Num primeiro olhar podemos entender que o movimento de ampliação do BRICS, teve forte influência da China, o país mais interessado em assumir papel mais importante no cenário geopolítico. Esse incremento de influência faz parte da agenda da Iniciativa Global lançada pelo presidente Xi, no ano de 2013. Muitos confundiram essa agenda com a construção de uma nova Rota da Seda, mas o investimento na infra-estrutura e na logística, seja em território chinês como em vários países na Ásia e na Europa, mostrou que o avanço chinês vai muito além do comércio bilateral.

Envolve financiamentos pesados em infra-estrutura para que o comércio exterior chinês tenha possibilidade de funcionar por terra e mar na direção oeste, deixando de ter uma apenas uma saída, que é a costa marítima chinesa, toda ela situada no Pacífico. Lembre-se que existe um “bloqueio branco” no Mar da China, com os Estados Unidos mantendo bases militares navais, aéreas e terrestres, inclusive nucleares, num cinturão que cerca a saída chinesa para o mar, que começa nas Filipinas, ao sul e vai até o norte, na Coréia do Sul. Resta China e Índia acertarem suas diferenças, para que o acesso da China ao Mar Índico seja melhorado, o que não parece ser fácil e continua sendo uma pedra no sapato da iniciativa do presidente chinês.

De qualquer forma, o primeiro grande impacto econômico e político deve ser a adoção, em breve, de uma nova forma de compensação de pagamentos, entre os membros do BRICS, que não tenha o dólar americano como referência preponderante no comércio exterior e na concessão de financiamentos dos bancos internacionais de fomento e desenvolvimento. Seria o primeiro grande desafio à hegemonia estadunidense no controle do fluxo global de dinheiro e bens. Não vai ser uma tarefa fácil, pois o aumento do número de países no grupo significa mais interesses diferentes e posições divergentes a serem debatidas e contornadas antes que qualquer proposta seja implementada.
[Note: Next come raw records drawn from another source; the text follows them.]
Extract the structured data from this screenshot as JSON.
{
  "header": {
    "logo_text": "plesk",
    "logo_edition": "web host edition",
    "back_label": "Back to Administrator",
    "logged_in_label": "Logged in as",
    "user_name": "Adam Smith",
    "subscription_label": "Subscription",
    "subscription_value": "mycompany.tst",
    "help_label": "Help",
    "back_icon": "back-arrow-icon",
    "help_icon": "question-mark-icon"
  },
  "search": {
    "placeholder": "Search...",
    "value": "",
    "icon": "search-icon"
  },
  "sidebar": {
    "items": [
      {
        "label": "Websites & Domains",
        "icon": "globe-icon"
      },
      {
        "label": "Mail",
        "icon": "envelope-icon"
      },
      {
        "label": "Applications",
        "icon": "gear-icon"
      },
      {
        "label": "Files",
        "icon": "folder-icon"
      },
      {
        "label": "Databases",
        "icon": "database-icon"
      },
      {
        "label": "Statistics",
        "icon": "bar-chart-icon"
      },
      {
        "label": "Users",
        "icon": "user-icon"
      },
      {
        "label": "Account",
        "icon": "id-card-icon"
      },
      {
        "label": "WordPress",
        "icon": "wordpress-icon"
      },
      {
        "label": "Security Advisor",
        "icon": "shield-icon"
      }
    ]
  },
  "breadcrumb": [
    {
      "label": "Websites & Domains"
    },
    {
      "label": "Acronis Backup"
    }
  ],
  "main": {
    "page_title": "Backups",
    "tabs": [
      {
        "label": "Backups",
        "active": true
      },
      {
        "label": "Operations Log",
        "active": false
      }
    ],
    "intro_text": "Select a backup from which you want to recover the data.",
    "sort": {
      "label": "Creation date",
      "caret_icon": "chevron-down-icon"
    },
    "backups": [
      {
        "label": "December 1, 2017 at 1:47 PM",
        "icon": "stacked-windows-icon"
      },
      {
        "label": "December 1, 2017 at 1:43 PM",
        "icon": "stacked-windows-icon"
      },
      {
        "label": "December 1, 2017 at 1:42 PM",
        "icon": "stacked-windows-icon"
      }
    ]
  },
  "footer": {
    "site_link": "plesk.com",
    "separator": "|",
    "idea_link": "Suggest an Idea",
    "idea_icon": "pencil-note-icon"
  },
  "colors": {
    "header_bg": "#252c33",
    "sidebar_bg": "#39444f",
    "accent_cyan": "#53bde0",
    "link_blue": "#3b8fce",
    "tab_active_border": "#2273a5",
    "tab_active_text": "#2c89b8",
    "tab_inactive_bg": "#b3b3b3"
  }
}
O desafio conjunto para essas nações diferentes, com visões às vezes antagônicas, além da cooperação econômica equilibrada, é vislumbrar caminhos para a integração econômica de suas populações na nova ordem mundial, garantindo renda, inserção e acesso contínuo à políticas de equalização social, assistência médica de qualidade e educação com nível suficiente para que a maioria das pessoas possa buscar um lugar ao sol nas próximas décadas.

Como nações de um grupo pretensamente forte, têm que assumir um compromisso conjunto de participar ativamente das iniciativas de recuperação e preservação ambiental, que garantam o fornecimento de alimentos e água potável para todos os habitantes do planeta, sem que interesses econômicos locais e regionais trabalhem contra isso.

As cartas estão sendo embaralhadas novamente na geopolítica, a rodada que será iniciada quando as cartas forem distribuídas não terá vencedores que ainda tenham os pés fincados na economia e na política da Era Industrial. Novos jogadores peso-pesados estão entrando no jogo, com cacife e mão carregada, dispostos a virar o jogo e a mesa. É a hora de transição para um novo tempo, e transições históricas são como as passagens das estações climáticas: sujeitas a tempestades e trovoadas. Cabe aos governantes mais sábios evitarem onde vão cair os raios e descobrir em qual vale vai se abrir o arco-íris.